Whether with our relatives, neighbours or even people in general, Nabi (sallallahu ‘alaihi wasallam) has taught us that exchanging gifts is a practice which encourages love for one another. As with other practices in deen, the practice of exchanging gifts also has certain conditions and one of these conditions is that of sincerity. In order for the gift to be given with sincerity and happiness, it is essential that the person giving the gift does not do so on account of feeling pressurized, and also that he gives a gift that is within his means.

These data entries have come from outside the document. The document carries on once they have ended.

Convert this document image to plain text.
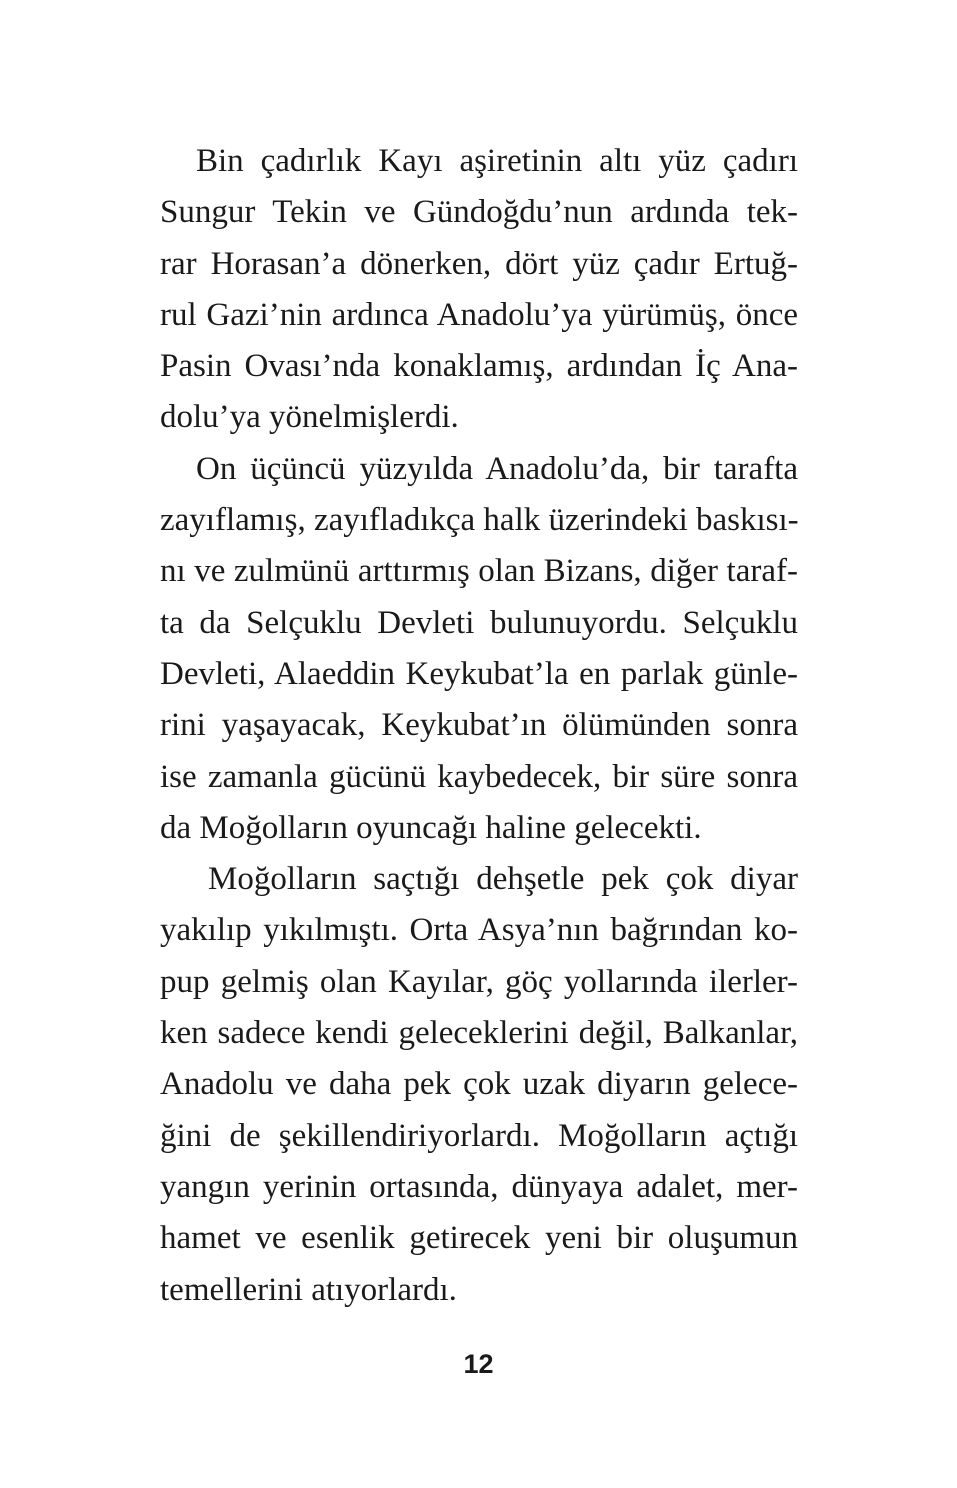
Bin çadırlık Kayı aşiretinin altı yüz çadırı
Sungur Tekin ve Gündoğdu’nun ardında tek-
rar Horasan’a dönerken, dört yüz çadır Ertuğ-
rul Gazi’nin ardınca Anadolu’ya yürümüş, önce
Pasin Ovası’nda konaklamış, ardından İç Ana-
dolu’ya yönelmişlerdi.
On üçüncü yüzyılda Anadolu’da, bir tarafta
zayıflamış, zayıfladıkça halk üzerindeki baskısı-
nı ve zulmünü arttırmış olan Bizans, diğer taraf-
ta da Selçuklu Devleti bulunuyordu. Selçuklu
Devleti, Alaeddin Keykubat’la en parlak günle-
rini yaşayacak, Keykubat’ın ölümünden sonra
ise zamanla gücünü kaybedecek, bir süre sonra
da Moğolların oyuncağı haline gelecekti.
Moğolların saçtığı dehşetle pek çok diyar
yakılıp yıkılmıştı. Orta Asya’nın bağrından ko-
pup gelmiş olan Kayılar, göç yollarında ilerler-
ken sadece kendi geleceklerini değil, Balkanlar,
Anadolu ve daha pek çok uzak diyarın gelece-
ğini de şekillendiriyorlardı. Moğolların açtığı
yangın yerinin ortasında, dünyaya adalet, mer-
hamet ve esenlik getirecek yeni bir oluşumun
temellerini atıyorlardı.
12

A small gift, given solely to enhance muhabbat only for the pleasure of Allah Ta‘ala, will insha-Allah become a means of bonding hearts, whereas an expensive gift given for show or just to “save face” — so that one may not be regarded as miserly or uncaring — will not bring any positive outcome to the relationship.
The sad reality is that the Muslim Ummah, despite numbering more than a billion and wielding formidable financial power, stand disunited and is thus powerless to progress. If we strive to bring about this unity, in every sphere of our lives, Allah Ta‘ala will shower his mercy upon us and grant us divine assistance. The issue is that how do we bring about the unity of the entire Ummah? That appears to be something which is way beyond our reach and capacity. It may be so. However, making efforts to create unity on the level that we can — between spouses as well as between parents and children, among family members, between colleagues and business partners, among members of the community, etc. This will be a major contribution towards the unity of the Ummah.
Limits of Unity
One last point to bear in mind is that the effort to create unity also has its boundaries. Unity can only be on a common basis — the basis of the Quraan and sunnah. Thus if someone insists on doing something against the Quraan and sunnah, such as rejecting the Quraan or hadeeth for instance, or denigrating the Sahaabah (radhiyallahu ‘anhum), or hosting a function that tramples upon the laws of deen (e.g. intermingling of males and females, music, dancing, photography, etc.), then in such a case one should remain united with the Quraan and sunnah and refrain from joining with those who are opposing it. Our greatest priority is to remain united with our Creator, Allah Ta‘ala, by remaining united with His deen.
May Allah Ta‘ala unite the hearts of the Ummah for His pleasure and bless all with serenity and peace. Aameen.